Mehta, P.C., Pacsu, Eugene
Textile research journal 1949 v.19 no.10 pp. 625-630
acid hydrolysis, cellulose, cleavage (chemistry), cotton, fabrics, glucose, half life, hydrochloric acid, methanol, methanolysis, moieties, rayon, textile fibers
Native cotton and commercial viscose rayon were degraded by using a saturated solution of hydrogen chloride (about 43%) in methanol at 0° C. It was found that, on the average, 8.1 bonds in native cotton suffered methanolysis during the first 6 hrs. of the reaction, whereas in the ensuing period of 666 hrs. only 1.6 bonds became cleaved. The results indicate that the initial reaction comes to a practical standstill after about the same stage of degradation has been reached as in the mild hydrolytic scission of the same materials (D.P. ∼ 250 for cotton, and D.P. ∼ 60 for viscose rayon).

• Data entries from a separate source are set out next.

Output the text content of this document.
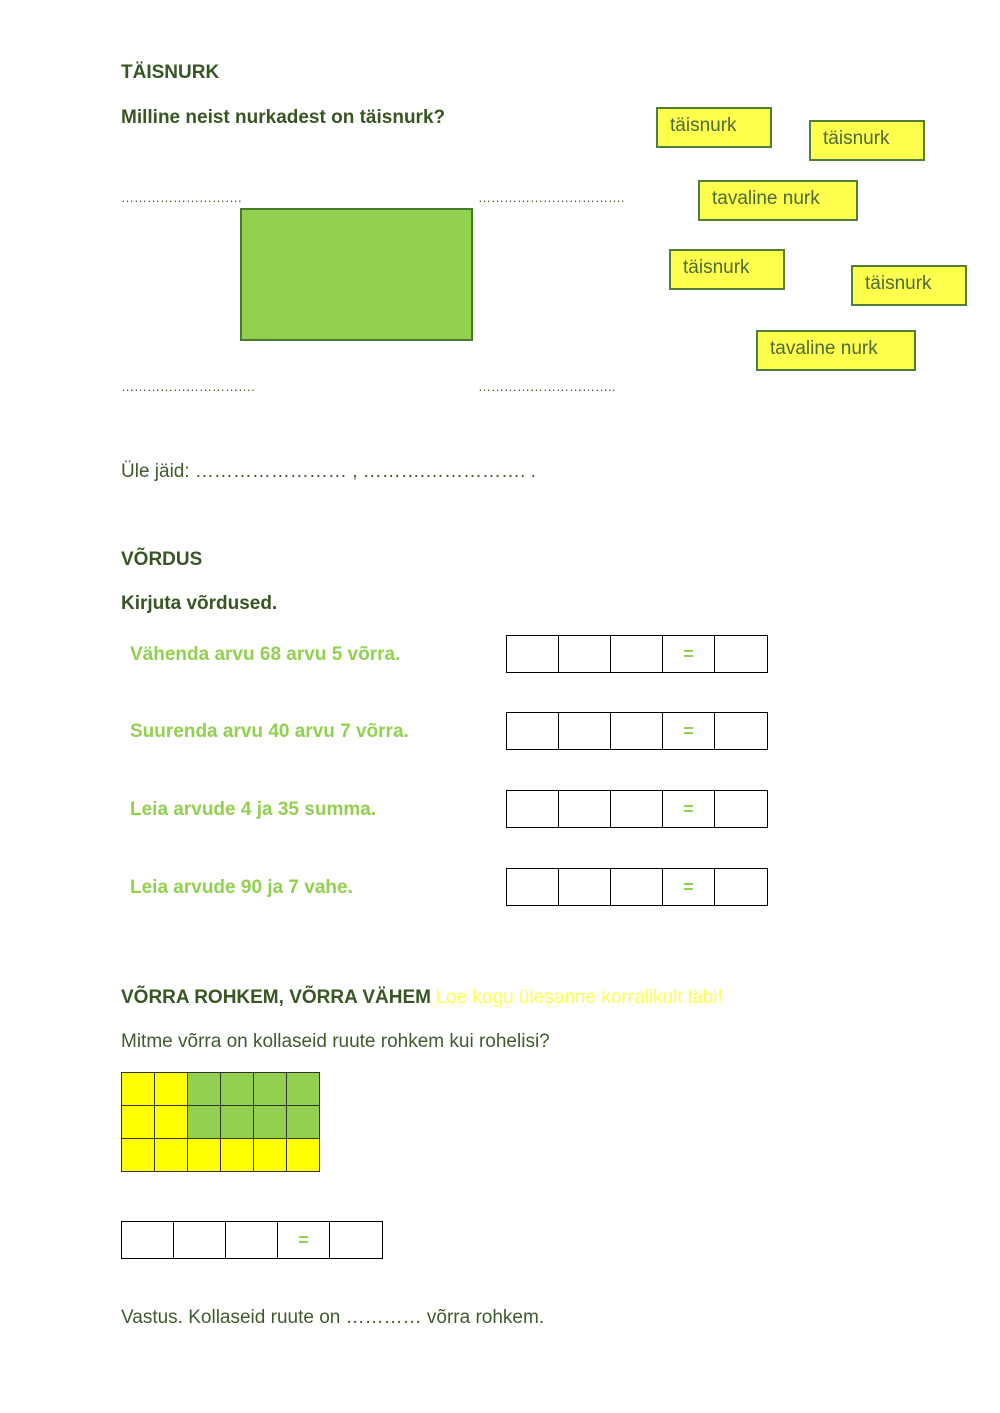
TÄISNURK
Milline neist nurkadest on täisnurk?
……………………….	…………………………….
………………………….	…………………………..
täisnurk
täisnurk
tavaline nurk
täisnurk
täisnurk
tavaline nurk
Üle jäid: …………………… , ……….……………. .
VÕRDUS
Kirjuta võrdused.
Vähenda arvu 68 arvu 5 võrra.	=
Suurenda arvu 40 arvu 7 võrra.	=
Leia arvude 4 ja 35 summa.	=
Leia arvude 90 ja 7 vahe.	=
VÕRRA ROHKEM, VÕRRA VÄHEM Loe kogu ülesanne korralikult läbi!
Mitme võrra on kollaseid ruute rohkem kui rohelisi?
=
Vastus. Kollaseid ruute on ………… võrra rohkem.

In order to gain information as to the nature of the methoxyl groups in the methanolyzed products, a study of the rate of hydrolysis of the latter was made. Evidently, if the classical concept of cellulose structure is correct—that is, if only normal methyl. glucopyranoside end groups are present—then the rate of acid hydrolysis, as measured by the increase in the reducing power, should be of the order of magnitude shown by the normal methyl glucopyranosides. On the other hand, a very fast rate of hydrolysis, which is characteristic for the open-chain dimethyl acetals of the sugars, would constitute evidence for the presence of such types of residues; hence, it would favor the new concept of cellulose structure. The results showed that more than one-half of the material in the case of viscose rayon and about one-half in that of native cotton were hydrolyzed by 0.05N HCl at 60°C in a period of 48 hrs., which is shorter beyond all comparison than the half-life (3,450 hrs.) of methyl α-gluco pyranoside under identical conditions. These results are considered to supply the chemical proof for the presence of the acid-sensitive, open-chain glucose residues which were suggested in the new formula for cellulose.